GradientBoosting: first train a predictor (DT) and then fit the next classifier to the residual errors made by the previous one.

In [52]:
from sklearn.ensemble import GradientBoostingRegressor

In [53]:
X_train, X_val, y_train, y_val = train_test_split(X, y)

In [55]:
gbrt = GradientBoostingRegressor(max_depth=2, n_estimators=120)
gbrt.fit(X_train, y_train)

GradientBoostingRegressor(max_depth=2, n_estimators=120)

The famous XGBoost:

In [56]:
import xgboost

In [57]:
xgb_reg = xgboost.XGBRegressor()

In [58]:
xgb_reg.fit(X_train, y_train)
y_pred = xgb_reg.predict(X_val)

Adjust optimal number of trees automatically by using Early Stopping with XGBoost:

In [61]:
xgb_reg.fit(X_train, y_train, eval_set=[(X_val, y_val)], early_stopping_rounds=2)
y_pred = xgb_reg.predict(X_val)

[0]	validation_0-rmse:0.41424
Will train until validation_0-rmse hasn't improved in 2 rounds.
[1]	validation_0-rmse:0.37118
[2]	validation_0-rmse:0.34995
[3]	validation_0-rmse:0.34547
[4]	validation_0-rmse:0.34522
[5]	validation_0-rmse:0.34573
[6]	validation_0-rmse:0.34921
Stopping.

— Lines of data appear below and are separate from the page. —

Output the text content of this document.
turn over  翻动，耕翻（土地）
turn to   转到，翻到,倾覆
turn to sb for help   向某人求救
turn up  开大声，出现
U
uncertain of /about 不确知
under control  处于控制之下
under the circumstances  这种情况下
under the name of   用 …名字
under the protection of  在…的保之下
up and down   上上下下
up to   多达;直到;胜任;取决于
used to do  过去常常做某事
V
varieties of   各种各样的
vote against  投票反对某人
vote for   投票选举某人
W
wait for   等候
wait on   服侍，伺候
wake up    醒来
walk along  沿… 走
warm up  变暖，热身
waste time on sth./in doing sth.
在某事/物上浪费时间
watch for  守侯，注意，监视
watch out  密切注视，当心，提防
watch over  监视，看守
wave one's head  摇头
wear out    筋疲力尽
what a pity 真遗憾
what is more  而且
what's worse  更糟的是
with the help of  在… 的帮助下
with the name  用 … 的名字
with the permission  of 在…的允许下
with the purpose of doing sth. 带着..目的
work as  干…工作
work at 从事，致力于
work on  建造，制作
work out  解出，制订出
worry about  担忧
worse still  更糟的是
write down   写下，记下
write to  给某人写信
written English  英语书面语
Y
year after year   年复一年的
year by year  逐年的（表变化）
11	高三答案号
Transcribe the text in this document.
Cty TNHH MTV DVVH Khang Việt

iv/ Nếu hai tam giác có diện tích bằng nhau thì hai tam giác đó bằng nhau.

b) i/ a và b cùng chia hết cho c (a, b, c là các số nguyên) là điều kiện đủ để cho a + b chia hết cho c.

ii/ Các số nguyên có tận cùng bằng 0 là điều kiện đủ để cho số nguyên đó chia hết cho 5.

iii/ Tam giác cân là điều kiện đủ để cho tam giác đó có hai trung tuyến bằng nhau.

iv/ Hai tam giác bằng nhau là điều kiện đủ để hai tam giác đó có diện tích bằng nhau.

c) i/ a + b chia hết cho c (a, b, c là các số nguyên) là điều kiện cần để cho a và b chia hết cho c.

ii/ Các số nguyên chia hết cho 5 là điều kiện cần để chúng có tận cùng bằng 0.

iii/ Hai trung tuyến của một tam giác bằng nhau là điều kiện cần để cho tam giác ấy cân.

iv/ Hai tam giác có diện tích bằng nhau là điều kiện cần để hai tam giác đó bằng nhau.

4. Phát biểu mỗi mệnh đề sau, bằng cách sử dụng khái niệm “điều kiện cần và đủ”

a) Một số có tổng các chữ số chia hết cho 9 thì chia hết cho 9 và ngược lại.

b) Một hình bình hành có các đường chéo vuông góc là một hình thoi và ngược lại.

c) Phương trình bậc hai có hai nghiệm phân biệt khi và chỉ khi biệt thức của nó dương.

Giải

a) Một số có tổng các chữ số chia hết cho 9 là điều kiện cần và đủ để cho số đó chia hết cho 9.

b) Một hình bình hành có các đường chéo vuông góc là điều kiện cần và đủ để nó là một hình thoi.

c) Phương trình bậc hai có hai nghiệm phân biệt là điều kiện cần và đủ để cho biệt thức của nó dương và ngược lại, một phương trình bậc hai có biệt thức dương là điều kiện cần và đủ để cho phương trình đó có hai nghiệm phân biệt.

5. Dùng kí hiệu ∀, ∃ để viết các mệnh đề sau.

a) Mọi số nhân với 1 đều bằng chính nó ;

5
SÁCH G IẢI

Best iteration:
[4]	validation_0-rmse:0.34522



## Stacking

Firstly, split the training set in 2 subsets.
Then use first subset to train the predictor (first layer) and use the second subset to evaluate predictions.
Then use all predictions to generate a new training set (blending trainset) and keep the same targets.
Then train a predictor on the blending trainset: it will make predictions based on first layer predictions.